Listen to the words that Bishop Bagshawe shared with our first Sisters:

“Our Divine Lord is called the Prince of Peace, and He gave peace to his disciples as his special gift, saying, ‘Peace be with you.’ … To secure this divine peace for ourselves, to procure its blessings for others in the midst of the sin and strife and turmoil and restless anxiety of this modern world is the object of your institute.”

He said those words on January 7, 1884.

Just imagine what Bishop Bagshawe would have thought of the turmoil that unfolded yesterday in Washington, D.C., or the restless anxiety so many felt as they watched our democracy be threatened like never before in our lifetimes.

We, the Sisters of St. Joseph of Peace, are called to procure the blessings of peace in the midst of times such as these.

The psalmist apparently knew about the type of turmoil that happened at the Capitol Building yesterday.

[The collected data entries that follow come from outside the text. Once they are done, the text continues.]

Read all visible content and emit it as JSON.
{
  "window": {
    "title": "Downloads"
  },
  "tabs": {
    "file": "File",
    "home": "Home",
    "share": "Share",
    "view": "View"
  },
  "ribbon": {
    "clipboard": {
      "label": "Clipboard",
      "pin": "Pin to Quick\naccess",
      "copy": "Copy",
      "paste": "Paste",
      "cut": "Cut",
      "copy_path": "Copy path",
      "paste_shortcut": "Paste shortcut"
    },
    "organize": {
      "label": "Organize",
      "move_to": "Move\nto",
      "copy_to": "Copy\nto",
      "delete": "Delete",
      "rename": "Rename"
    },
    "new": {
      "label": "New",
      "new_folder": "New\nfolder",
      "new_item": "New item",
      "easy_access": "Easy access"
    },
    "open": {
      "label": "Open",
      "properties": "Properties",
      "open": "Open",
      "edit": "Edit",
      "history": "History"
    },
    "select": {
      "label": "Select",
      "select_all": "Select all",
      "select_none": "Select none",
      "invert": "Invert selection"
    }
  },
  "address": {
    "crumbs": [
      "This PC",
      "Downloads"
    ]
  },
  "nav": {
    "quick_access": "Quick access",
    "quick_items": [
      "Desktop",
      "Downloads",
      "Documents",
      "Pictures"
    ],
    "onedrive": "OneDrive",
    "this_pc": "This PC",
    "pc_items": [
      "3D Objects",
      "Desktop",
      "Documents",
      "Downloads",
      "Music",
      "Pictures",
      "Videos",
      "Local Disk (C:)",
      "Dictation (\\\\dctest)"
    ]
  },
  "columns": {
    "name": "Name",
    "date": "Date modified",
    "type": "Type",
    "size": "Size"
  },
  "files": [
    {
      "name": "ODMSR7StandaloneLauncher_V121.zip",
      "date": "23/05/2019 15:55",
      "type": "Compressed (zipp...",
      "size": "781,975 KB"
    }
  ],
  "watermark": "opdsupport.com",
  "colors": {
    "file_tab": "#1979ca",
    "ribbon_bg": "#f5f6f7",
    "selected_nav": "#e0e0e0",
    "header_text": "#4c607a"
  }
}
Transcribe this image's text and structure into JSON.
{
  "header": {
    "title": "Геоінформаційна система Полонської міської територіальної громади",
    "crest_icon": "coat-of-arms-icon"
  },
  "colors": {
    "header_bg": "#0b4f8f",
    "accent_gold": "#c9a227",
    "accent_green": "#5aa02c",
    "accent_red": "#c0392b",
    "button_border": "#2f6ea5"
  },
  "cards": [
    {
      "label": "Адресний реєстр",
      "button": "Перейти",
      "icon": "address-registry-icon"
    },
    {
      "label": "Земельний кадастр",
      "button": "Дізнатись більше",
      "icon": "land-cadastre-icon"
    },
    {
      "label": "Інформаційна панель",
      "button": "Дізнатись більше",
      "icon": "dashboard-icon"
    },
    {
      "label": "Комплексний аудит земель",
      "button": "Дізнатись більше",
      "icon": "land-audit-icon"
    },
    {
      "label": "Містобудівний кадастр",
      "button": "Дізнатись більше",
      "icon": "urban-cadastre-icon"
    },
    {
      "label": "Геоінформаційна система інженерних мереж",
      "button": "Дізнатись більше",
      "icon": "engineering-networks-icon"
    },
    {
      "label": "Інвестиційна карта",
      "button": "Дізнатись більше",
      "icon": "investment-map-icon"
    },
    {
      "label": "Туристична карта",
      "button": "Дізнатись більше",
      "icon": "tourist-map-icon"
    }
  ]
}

“From fraud and violence he shall redeem them
and precious shall their blood be in their sight.
May they be prayed for continually;
Day by Day shall they bless them.”

We are blessed with our charism of peace, not in spite of the restless anxiety and turmoil of our modern world, but because of it, for it.

And we believe that peace is possible, that peace points beyond itself in time.

Let us join our hearts and prayers for our community, church, nation, world, and Earth. That we may spread the blessings of peace, in faith, hope and love. That peace may come. That we may truly understand ourselves, and help others to understand themselves and everyone else, as beloved of God.